The Supreme Court issued a number of opinions as it ended the term:

 

The justices invalidated President Joe Biden’s student-loan forgiveness program.

 

  • In a pair of cases, Biden v. Nebraska and Department of Education v. Brown, the justices were asked to determine whether the Biden administration had the authority to cancel up to $10,000 in federal student loans for many borrowers and cancel up to $20,000 in federal loans for recipients of Pell Grants (loans that are available for students from low-income families).

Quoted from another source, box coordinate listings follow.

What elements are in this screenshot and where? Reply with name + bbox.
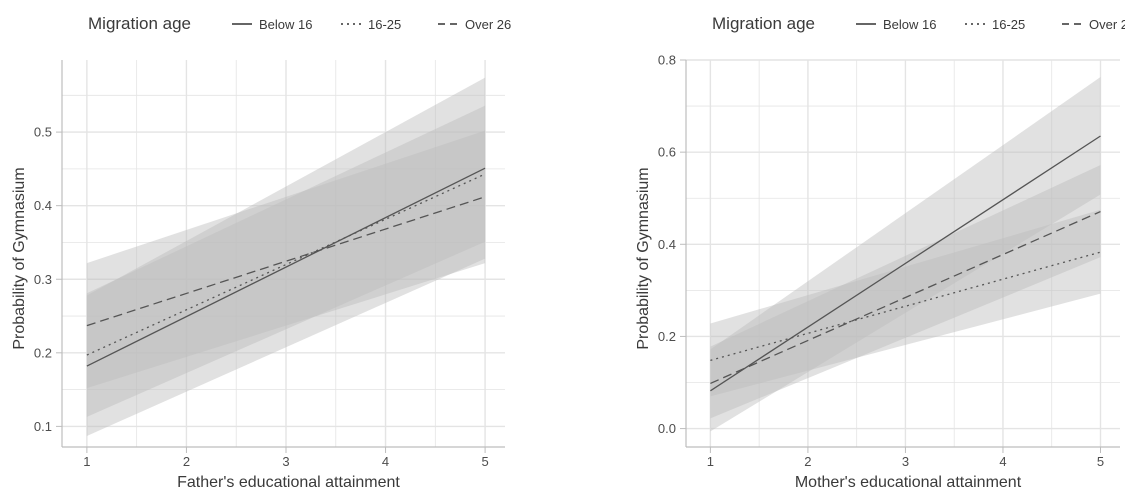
legend-label: 16-25 <box>992 17 1025 32</box>
y-tick-label: 0.4 <box>658 237 676 252</box>
x-tick-label: 2 <box>183 454 190 469</box>
series-line-below-16 <box>710 135 1101 392</box>
y-tick-label: 0.2 <box>658 329 676 344</box>
x-tick-label: 5 <box>481 454 488 469</box>
x-tick-label: 1 <box>707 454 714 469</box>
legend-label: Below 16 <box>883 17 936 32</box>
y-tick-label: 0.2 <box>34 345 52 360</box>
series-line-16-25 <box>86 173 486 356</box>
y-tick-label: 0.3 <box>34 272 52 287</box>
legend-label: Over 26 <box>1089 17 1125 32</box>
legend-title: Migration age <box>712 14 815 33</box>
legend-label: 16-25 <box>368 17 401 32</box>
confidence-band-over-26 <box>710 165 1101 419</box>
chart-panel-mother: 1 2 3 4 5 0.0 0.2 0.4 0.6 0.8 Mother's educational… <box>635 14 1125 491</box>
x-axis-title: Mother's educational attainment <box>795 474 1022 491</box>
x-tick-label: 1 <box>83 454 90 469</box>
x-axis-title: Father's educational attainment <box>177 474 400 491</box>
y-tick-label: 0.5 <box>34 125 52 140</box>
x-tick-label: 4 <box>999 454 1006 469</box>
legend-label: Below 16 <box>259 17 312 32</box>
confidence-band-below-16 <box>710 77 1101 432</box>
legend-title: Migration age <box>88 14 191 33</box>
legend: Migration age Below 16 16-25 Over 26 <box>88 14 511 33</box>
series-line-over-26 <box>710 210 1101 385</box>
y-tick-label: 0.6 <box>658 145 676 160</box>
y-tick-label: 0.8 <box>658 53 676 68</box>
x-tick-label: 2 <box>804 454 811 469</box>
confidence-band-below-16 <box>86 77 486 436</box>
series-line-below-16 <box>86 167 486 367</box>
y-tick-label: 0.0 <box>658 421 676 436</box>
chart-panel-father: 1 2 3 4 5 0.1 0.2 0.3 0.4 0.5 Father's educational… <box>11 14 511 491</box>
y-tick-label: 0.1 <box>34 419 52 434</box>
x-tick-label: 3 <box>282 454 289 469</box>
y-axis-title: Probability of Gymnasium <box>11 167 28 349</box>
series-line-16-25 <box>710 251 1101 362</box>
confidence-band-16-25 <box>710 209 1101 397</box>
confidence-band-over-26 <box>86 130 486 389</box>
x-tick-label: 4 <box>382 454 389 469</box>
x-tick-label: 5 <box>1097 454 1104 469</box>
y-tick-label: 0.4 <box>34 198 52 213</box>
legend-label: Over 26 <box>465 17 511 32</box>
y-axis-title: Probability of Gymnasium <box>635 167 652 349</box>
x-tick-label: 3 <box>902 454 909 469</box>
confidence-band-16-25 <box>86 105 486 417</box>
legend: Migration age Below 16 16-25 Over 26 <box>712 14 1125 33</box>
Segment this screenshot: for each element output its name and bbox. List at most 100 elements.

Lawsuits challenging the loan forgiveness program were filed by six states with Republican attorneys general and two individuals who were unable to collect the full benefits of the program.
  • In Brown, a unanimous Court dismissed the claim brought by the two individuals because they lacked standing to sue in the first place. Justice Samuel Alito wrote that “Brown and Taylor fail to establish that any injury they suffer from not having their loans forgiven is fairly traceable to the Plan.”
  • In Nebraska, however, the Court’s conservative bloc ruled that federal law did not grant the administration the power to cancel student debt. Chief Justice John Roberts wrote that the initiative “created a novel and fundamentally different loan forgiveness program…The question here is not whether something should be done; it is who has the authority to do it.”
  • The Court’s three liberal justices dissented. Justice Elena Kagan wrote that the case should have been dismissed because, in her view, the states lacked standing to bring the lawsuit. Regardless, she wrote, federal law “provides the Secretary with broad authority to give emergency relief to student-loan borrowers, including by altering usual discharge rules,” such as canceling student debt.
  • Biden called the Court’s decision “wrong,” and vowed to explore new avenues to bring student debt relief to many borrowers, including invoking the powers of other laws such as the Higher Education Act.

 

The Court ruled that a Colorado website designer may refuse her services to LGBTQ+ customers.

 

  • In 303 Creative v. Elenis, website designer Lorie Smith challenged a Colorado law that prohibits businesses from discriminating against LGBTQ+ people. Smith says that she objects to same-sex marriages due to her Christian religious beliefs.
  • Justice Neil Gorsuch wrote on behalf of the six-justice majority, which included all conservative members of the Court. The majority ruled that the First Amendment’s free speech guarantee prohibits a state from “forc[ing] an individual to speak in ways that align with its views but defy her conscience about a matter of major significance.” 
  • Once again, the Court’s three liberal justices dissented. They argued that the Constitution “contains no right to refuse service to a disfavored group.” Justice Sonia Sotomayor wrote that the Court’s ruling “declares that a particular kind of business, though open to the public, has a constitutional right to refuse to serve members of a protected class…By issuing this new license to discriminate in a case brought by a company that seeks to deny same-sex couples the full and equal enjoyment of its services, the immediate, symbolic effect of the decision is to mark gays and lesbians for second-class status.”

 

The Court’s October 2022 term has come to an end, but the justices have a number of high-profile cases on their docket for next term.

 

  • The justices just added to their docket a major gun case. In United States v. Rahimi, the Court is tasked with deciding whether a federal law that prohibits individuals subject to a domestic-violence restraining order from possessing firearms violates the Second Amendment.
  • The Court also previously agreed to hear a case that could greatly scale back the power of administrative agencies. At issue in Loper Bright Enterprises v. Raimondo is whether the justices should overturn a 1984 decision that granted deference to agency decision-making. That case stood for the proposition that courts should defer to the agency’s expertise when Congress has not spoken directly to the issue at question.